Until Bush got serious, threatened war and massed troops in Kuwait, the U.N. was headed toward loosening and ultimately lifting sanctions, which would have given Hussein carte blanche to regroup and rebuild his WMDs.
Bush reversed that slide with his threat to go to war. But that kind of aggressive posture is impossible to maintain indefinitely. A regime of inspections, embargo, sanctions, no-fly zones and thousands of combat troops in Kuwait was an unstable equilibrium. The United States could have either retreated and allowed Hussein free rein -- or gone to war and removed him. Those were the only two ways to go.
Krauthammer also rightly dispells the meme that Bush simply made up the WMD story ("cooking the books") about the to justify the war:
But Kay makes clear that President Bush was relying on what the intelligence agencies were telling him. Kay contradicts the reckless Democratic charges that Bush cooked the books. "All the analysts I have talked to said they never felt pressured on WMD," says Kay. "Everyone believed that [Iraq] had WMD."

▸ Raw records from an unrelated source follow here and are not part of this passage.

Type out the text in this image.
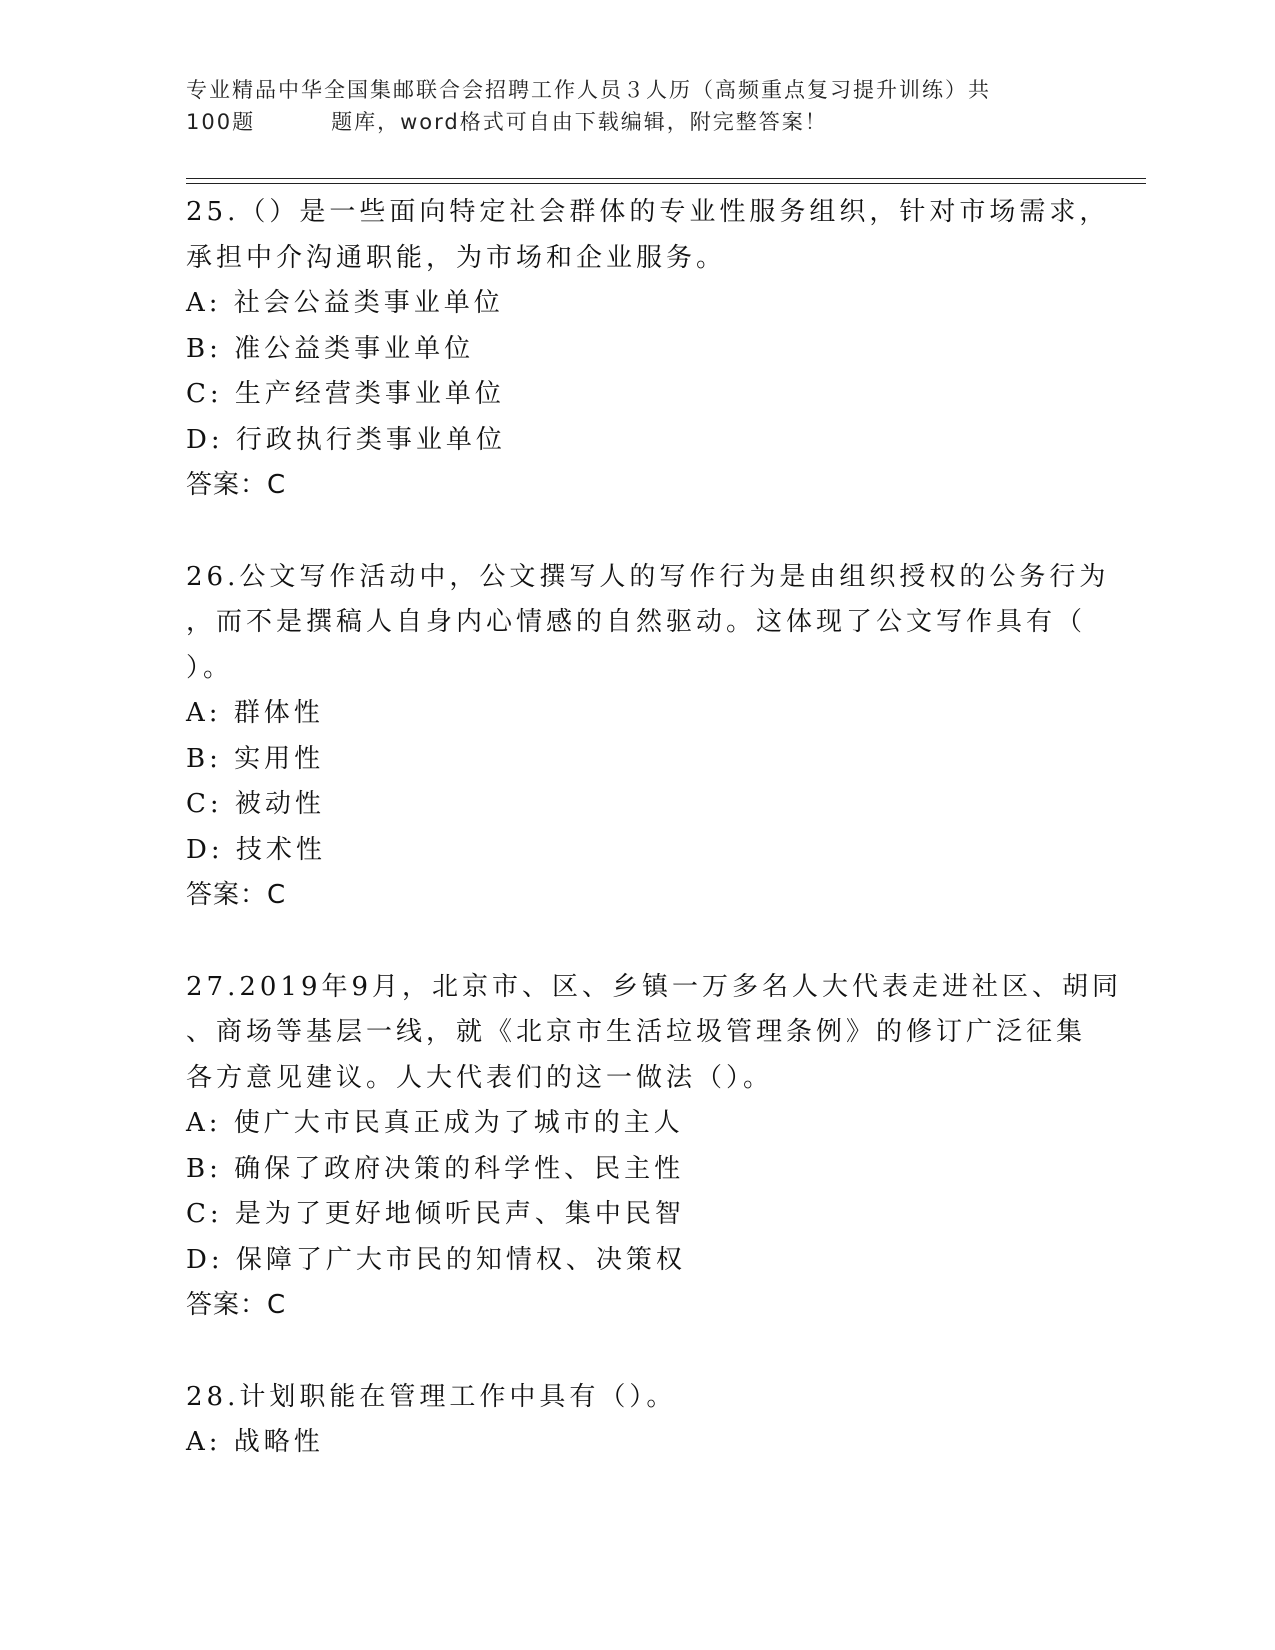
专业精品中华全国集邮联合会招聘工作人员３人历（高频重点复习提升训练）共
100题	题库，word格式可自由下载编辑，附完整答案！

25.（）是一些面向特定社会群体的专业性服务组织，针对市场需求，

承担中介沟通职能，为市场和企业服务。

A: 社会公益类事业单位

B: 准公益类事业单位

C: 生产经营类事业单位

D: 行政执行类事业单位

答案：C

26.公文写作活动中，公文撰写人的写作行为是由组织授权的公务行为

，而不是撰稿人自身内心情感的自然驱动。这体现了公文写作具有（

）。

A: 群体性

B: 实用性

C: 被动性

D: 技术性

答案：C

27.2019年9月，北京市、区、乡镇一万多名人大代表走进社区、胡同

、商场等基层一线，就《北京市生活垃圾管理条例》的修订广泛征集

各方意见建议。人大代表们的这一做法（）。

A: 使广大市民真正成为了城市的主人

B: 确保了政府决策的科学性、民主性

C: 是为了更好地倾听民声、集中民智

D: 保障了广大市民的知情权、决策权

答案：C

28.计划职能在管理工作中具有（）。

A: 战略性
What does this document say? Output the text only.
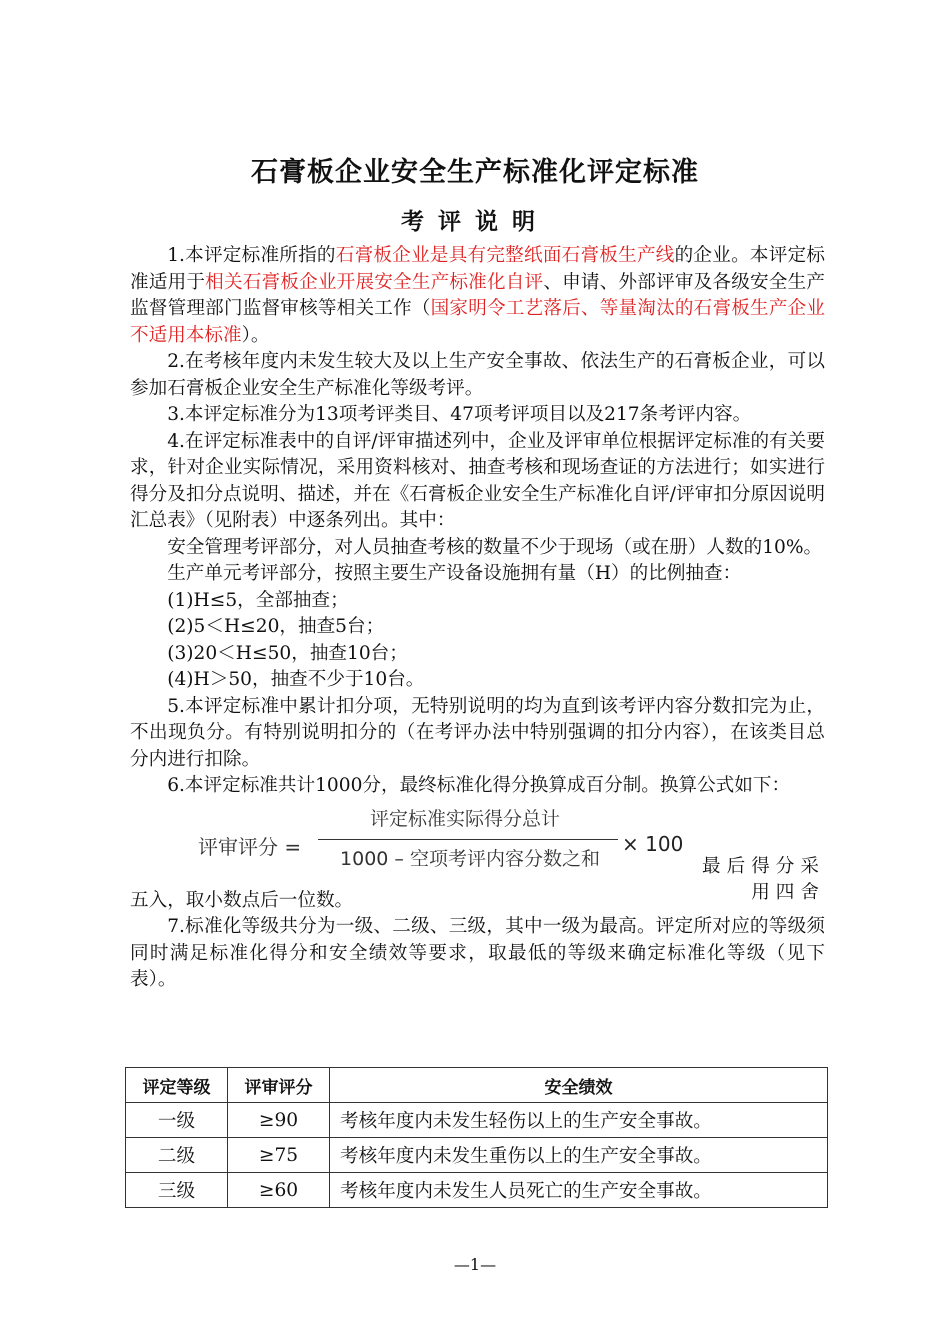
石膏板企业安全生产标准化评定标准
考评说明

1.本评定标准所指的石膏板企业是具有完整纸面石膏板生产线的企业。本评定标准适用于相关石膏板企业开展安全生产标准化自评、申请、外部评审及各级安全生产监督管理部门监督审核等相关工作（国家明令工艺落后、等量淘汰的石膏板生产企业不适用本标准）。

2.在考核年度内未发生较大及以上生产安全事故、依法生产的石膏板企业，可以参加石膏板企业安全生产标准化等级考评。

3.本评定标准分为13项考评类目、47项考评项目以及217条考评内容。

4.在评定标准表中的自评/评审描述列中，企业及评审单位根据评定标准的有关要求，针对企业实际情况，采用资料核对、抽查考核和现场查证的方法进行；如实进行得分及扣分点说明、描述，并在《石膏板企业安全生产标准化自评/评审扣分原因说明汇总表》（见附表）中逐条列出。其中：

安全管理考评部分，对人员抽查考核的数量不少于现场（或在册）人数的10%。

生产单元考评部分，按照主要生产设备设施拥有量（H）的比例抽查：

(1)H≤5，全部抽查；

(2)5＜H≤20，抽查5台；

(3)20＜H≤50，抽查10台；

(4)H＞50，抽查不少于10台。

5.本评定标准中累计扣分项，无特别说明的均为直到该考评内容分数扣完为止，不出现负分。有特别说明扣分的（在考评办法中特别强调的扣分内容），在该类目总分内进行扣除。

6.本评定标准共计1000分，最终标准化得分换算成百分制。换算公式如下：

评审评分 =
评定标准实际得分总计
1000 – 空项考评内容分数之和
× 100
最后得分采用四舍

五入，取小数点后一位数。

7.标准化等级共分为一级、二级、三级，其中一级为最高。评定所对应的等级须同时满足标准化得分和安全绩效等要求，取最低的等级来确定标准化等级（见下表）。

评定等级	评审评分	安全绩效
一级	≥90	考核年度内未发生轻伤以上的生产安全事故。
二级	≥75	考核年度内未发生重伤以上的生产安全事故。
三级	≥60	考核年度内未发生人员死亡的生产安全事故。
—1—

That includes the Clinton administration. Kay told The Post he had found evidence that Hussein had quietly destroyed some biological and chemical weapons in the mid-1990s -- but never reported it to the United Nations. Which was why President Bill Clinton in 1998 declared with great alarm and great confidence that Hussein had huge stockpiles of biological and chemical arms -- "and some day, some way, I guarantee you he'll use the arsenal."